Bayesian Leave-one-out cross-validation

  • The idea of cross-validation is to split the sample so that it imitates the scenario of estimating the parameters in part of the data and predicting the remaining part.

    • data that are used for estimation is called the training set, and data that are used for prediction is called the validation set.
  • Leave-one-out information criteria (LOO-IC) based on posterior predictive distribution

    • means that one uses \(n-1\) observations as the training set and 1 observation as the validation sample, repeat the process \(n\) times so that each time a different observation is being predicted
  • LOO-IC requires fitting the model \(n\) times, it is generally very computational intensive

  • WAIC can be treated as a fast approximation of LOO-IC, although LOO-IC is more robust and will be a better estimate of out-of-sample deviance

  • In R under brms package we can use loo() function to obtain LOO-IC.

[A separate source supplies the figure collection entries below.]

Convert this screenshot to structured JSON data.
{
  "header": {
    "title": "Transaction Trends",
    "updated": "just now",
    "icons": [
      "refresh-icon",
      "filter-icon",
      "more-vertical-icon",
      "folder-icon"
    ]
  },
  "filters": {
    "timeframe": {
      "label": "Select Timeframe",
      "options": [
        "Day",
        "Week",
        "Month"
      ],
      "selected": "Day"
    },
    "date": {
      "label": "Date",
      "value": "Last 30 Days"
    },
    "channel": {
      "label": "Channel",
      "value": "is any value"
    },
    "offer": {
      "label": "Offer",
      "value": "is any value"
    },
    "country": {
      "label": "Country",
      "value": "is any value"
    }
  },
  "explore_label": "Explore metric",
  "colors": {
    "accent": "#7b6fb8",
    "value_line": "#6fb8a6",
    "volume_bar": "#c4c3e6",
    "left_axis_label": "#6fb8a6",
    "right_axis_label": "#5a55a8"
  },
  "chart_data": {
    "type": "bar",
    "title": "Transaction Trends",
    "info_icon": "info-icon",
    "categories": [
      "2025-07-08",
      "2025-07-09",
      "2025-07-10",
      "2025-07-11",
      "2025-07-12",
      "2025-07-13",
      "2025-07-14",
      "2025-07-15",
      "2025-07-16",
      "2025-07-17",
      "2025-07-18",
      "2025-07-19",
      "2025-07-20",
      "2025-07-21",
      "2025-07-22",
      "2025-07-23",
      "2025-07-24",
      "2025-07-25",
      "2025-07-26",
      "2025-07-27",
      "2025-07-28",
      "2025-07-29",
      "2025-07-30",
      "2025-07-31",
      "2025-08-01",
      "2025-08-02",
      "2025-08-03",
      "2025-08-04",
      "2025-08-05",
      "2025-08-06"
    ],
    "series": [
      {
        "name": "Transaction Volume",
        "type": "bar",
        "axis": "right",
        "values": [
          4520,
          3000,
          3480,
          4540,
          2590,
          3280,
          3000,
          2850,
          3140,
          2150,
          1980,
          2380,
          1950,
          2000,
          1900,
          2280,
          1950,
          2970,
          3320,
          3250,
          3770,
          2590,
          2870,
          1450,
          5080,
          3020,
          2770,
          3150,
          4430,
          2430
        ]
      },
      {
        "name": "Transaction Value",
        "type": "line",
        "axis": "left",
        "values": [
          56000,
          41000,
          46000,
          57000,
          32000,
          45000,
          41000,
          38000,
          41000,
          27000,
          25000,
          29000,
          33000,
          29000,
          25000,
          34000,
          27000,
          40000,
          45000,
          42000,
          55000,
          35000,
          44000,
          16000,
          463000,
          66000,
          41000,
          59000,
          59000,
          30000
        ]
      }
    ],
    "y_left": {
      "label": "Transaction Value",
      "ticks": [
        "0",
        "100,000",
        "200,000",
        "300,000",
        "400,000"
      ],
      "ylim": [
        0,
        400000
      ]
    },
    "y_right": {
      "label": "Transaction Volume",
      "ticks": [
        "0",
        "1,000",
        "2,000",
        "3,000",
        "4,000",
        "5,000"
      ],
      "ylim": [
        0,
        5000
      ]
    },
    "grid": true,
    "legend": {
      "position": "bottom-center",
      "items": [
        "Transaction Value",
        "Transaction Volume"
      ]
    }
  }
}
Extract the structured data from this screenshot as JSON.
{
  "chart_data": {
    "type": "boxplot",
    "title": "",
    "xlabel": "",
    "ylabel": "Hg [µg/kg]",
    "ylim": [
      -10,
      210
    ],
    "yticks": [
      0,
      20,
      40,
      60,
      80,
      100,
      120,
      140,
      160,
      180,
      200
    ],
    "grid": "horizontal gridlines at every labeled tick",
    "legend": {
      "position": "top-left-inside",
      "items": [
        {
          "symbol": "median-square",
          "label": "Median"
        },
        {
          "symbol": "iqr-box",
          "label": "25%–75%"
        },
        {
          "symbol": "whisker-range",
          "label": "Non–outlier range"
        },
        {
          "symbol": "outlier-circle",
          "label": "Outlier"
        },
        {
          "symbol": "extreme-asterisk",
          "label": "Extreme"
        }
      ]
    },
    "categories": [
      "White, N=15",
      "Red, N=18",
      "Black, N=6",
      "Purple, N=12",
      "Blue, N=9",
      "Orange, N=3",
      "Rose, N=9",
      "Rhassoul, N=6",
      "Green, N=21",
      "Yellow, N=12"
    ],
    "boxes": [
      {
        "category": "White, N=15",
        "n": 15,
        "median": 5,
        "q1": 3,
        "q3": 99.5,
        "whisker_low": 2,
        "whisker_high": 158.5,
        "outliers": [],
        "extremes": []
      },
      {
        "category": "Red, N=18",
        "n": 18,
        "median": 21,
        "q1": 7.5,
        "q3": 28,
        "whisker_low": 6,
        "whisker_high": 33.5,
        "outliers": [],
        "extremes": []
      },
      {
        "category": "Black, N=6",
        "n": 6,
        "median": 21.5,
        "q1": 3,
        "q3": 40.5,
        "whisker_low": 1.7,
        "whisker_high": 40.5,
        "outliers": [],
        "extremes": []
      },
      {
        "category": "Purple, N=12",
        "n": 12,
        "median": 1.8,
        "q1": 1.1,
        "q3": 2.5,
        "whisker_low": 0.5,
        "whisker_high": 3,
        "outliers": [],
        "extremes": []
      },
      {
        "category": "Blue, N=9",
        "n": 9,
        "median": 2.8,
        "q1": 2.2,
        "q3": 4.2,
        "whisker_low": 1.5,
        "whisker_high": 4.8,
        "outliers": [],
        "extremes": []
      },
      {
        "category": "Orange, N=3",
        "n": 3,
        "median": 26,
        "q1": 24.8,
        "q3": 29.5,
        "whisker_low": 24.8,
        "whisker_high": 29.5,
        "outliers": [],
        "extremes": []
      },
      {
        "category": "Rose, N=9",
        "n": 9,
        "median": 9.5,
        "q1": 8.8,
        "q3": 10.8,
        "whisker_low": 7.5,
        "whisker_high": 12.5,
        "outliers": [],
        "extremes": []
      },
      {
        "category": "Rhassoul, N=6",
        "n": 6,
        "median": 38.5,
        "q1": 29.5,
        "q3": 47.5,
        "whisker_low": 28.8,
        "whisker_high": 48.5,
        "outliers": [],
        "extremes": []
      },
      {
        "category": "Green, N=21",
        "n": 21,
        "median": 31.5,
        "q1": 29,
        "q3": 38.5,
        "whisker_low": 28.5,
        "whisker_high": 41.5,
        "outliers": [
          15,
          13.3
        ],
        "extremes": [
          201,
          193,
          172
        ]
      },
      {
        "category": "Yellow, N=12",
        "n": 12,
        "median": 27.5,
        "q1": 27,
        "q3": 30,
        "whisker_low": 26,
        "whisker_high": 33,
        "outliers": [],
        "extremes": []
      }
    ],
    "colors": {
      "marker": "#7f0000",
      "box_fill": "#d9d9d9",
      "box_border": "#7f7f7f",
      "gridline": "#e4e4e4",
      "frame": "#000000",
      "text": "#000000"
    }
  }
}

Comparing model with \(weight^2\)

  • fitting the new model on height, adjusting for age, sex, weight, \(age^2\) and \(weight^2\)
  • comparing this model to the regression model adjusted for age, \(age^2\), sex, and weight using WAIC and LOO.
Code
fit2 <- brm(data = dat,
             family = gaussian,
             height ~ weight + I(weight^2) + age + I(age^2) + male, 
             prior = c(prior(normal(0, 100), class = Intercept),
                       prior(normal(0, 10), class = b),
                       prior(gamma(1, 0.01), class = sigma)),
             iter = 20000, 
             warmup = 18000, 
             chains = 4, 
             cores = 4, #instructions on MCMC
             seed = 123, # random number seed to make results reproducible
             silent = 2,
             refresh = 0)
saveRDS(fit2, "data/chp4_height2")
Code
fit2<-readRDS("data/chp4_height2")
loo1 <- loo(fit1)
loo2 <- loo(fit2)
loo_compare(loo1, loo2)
     elpd_diff se_diff
fit2    0.0       0.0 
fit1 -259.6      20.1 
Code
pp_check(fit2, ndraws = 50)

  • Can you comment on which model fits better?

References

Geweke, John F et al. 1991. “Evaluating the Accuracy of Sampling-Based Approaches to the Calculation of Posterior Moments.” Federal Reserve Bank of Minneapolis.
McElreath, Richard. 2018. Statistical Rethinking: A Bayesian Course with Examples in r and Stan. Chapman; Hall/CRC.
Student. 1908. “The Probable Error of a Mean.” Biometrika, 1–25.
Vehtari, Aki, Andrew Gelman, and Jonah Gabry. 2017. “Practical Bayesian Model Evaluation Using Leave-One-Out Cross-Validation and WAIC.” Statistics and Computing 27 (5): 1413–32.
Watanabe, Sumio, and Manfred Opper. 2010. “Asymptotic Equivalence of Bayes Cross Validation and Widely Applicable Information Criterion in Singular Learning Theory.” Journal of Machine Learning Research 11 (12).